Results: A total of 595 patients were treated, and stable disease was observed at the week 12 randomisation point in all tumour types. Closure decisions were made for breast cancer, pancreatic cancer, NSCLC, gastric cancer and TCC. Criteria for expansion were met for STS and ovarian cancer. In 53 randomised patients with STS and FGF2-positive tumours, the median PFS was 2.8 months for brivanib and 1.4 months for placebo (hazard ratio [HR]: 0.58, p = 0.08). For all randomised patients with sarcomas, the median PFS was 2.8 months (95% confidence interval [CI]: 1.4-4.0) for those treated with brivanib compared with 1.4 months (95% CI: 1.3-1.6) for placebo (HR = 0.64, 95% CI: 0.38-1.07; p = 0.09). In the 36 randomised patients with ovarian cancer and FGF2-positive tumours, the median PFS was 4.0 (95% CI: 2.6-4.2) months for brivanib and 2.0 months (95% CI: 1.2-2.7) for placebo (HR: 0.56, 95% CI: 0.26-1.22). For all randomised patients with ovarian cancer, the median PFS in those randomised to brivanib was 4.0 months (95% CI: 2.6-4.2) and was 2.0 months (95% CI: 1.2-2.7) in those randomised to placebo (HR = 0.54, 95% CI: 0.25-1.17; p = 0.11).

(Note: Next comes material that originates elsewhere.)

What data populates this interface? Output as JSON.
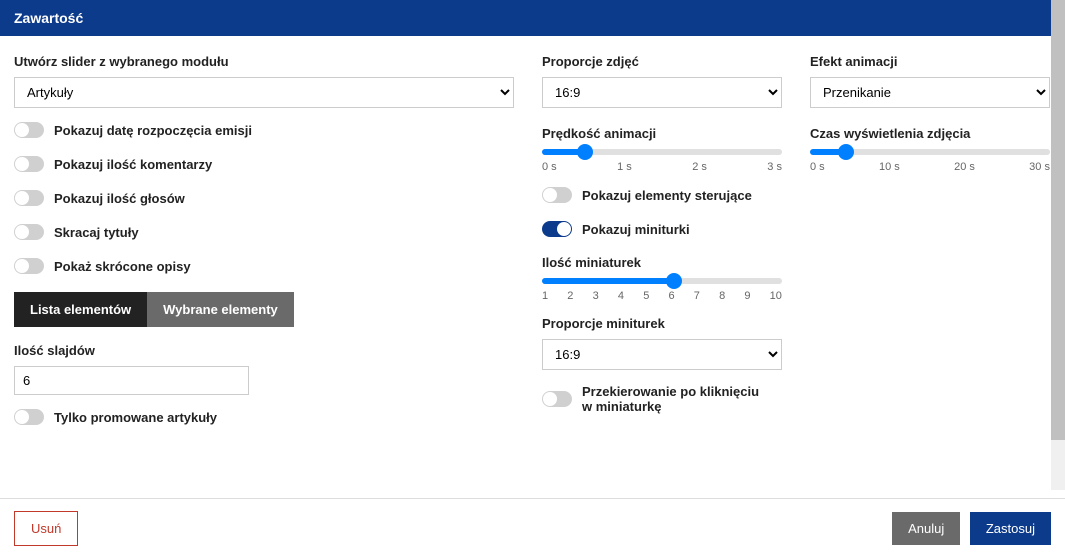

Conclusion: Brivanib demonstrated activity in STS and ovarian cancer with an acceptable safety profile. FGF2 expression, as defined in the protocol, is not a predictive biomarker of the efficacy of brivanib.

Keywords: Brivanib; FGF2 status; Ovarian cancer; Randomised discontinuation trial; Sarcomas; Solid tumours.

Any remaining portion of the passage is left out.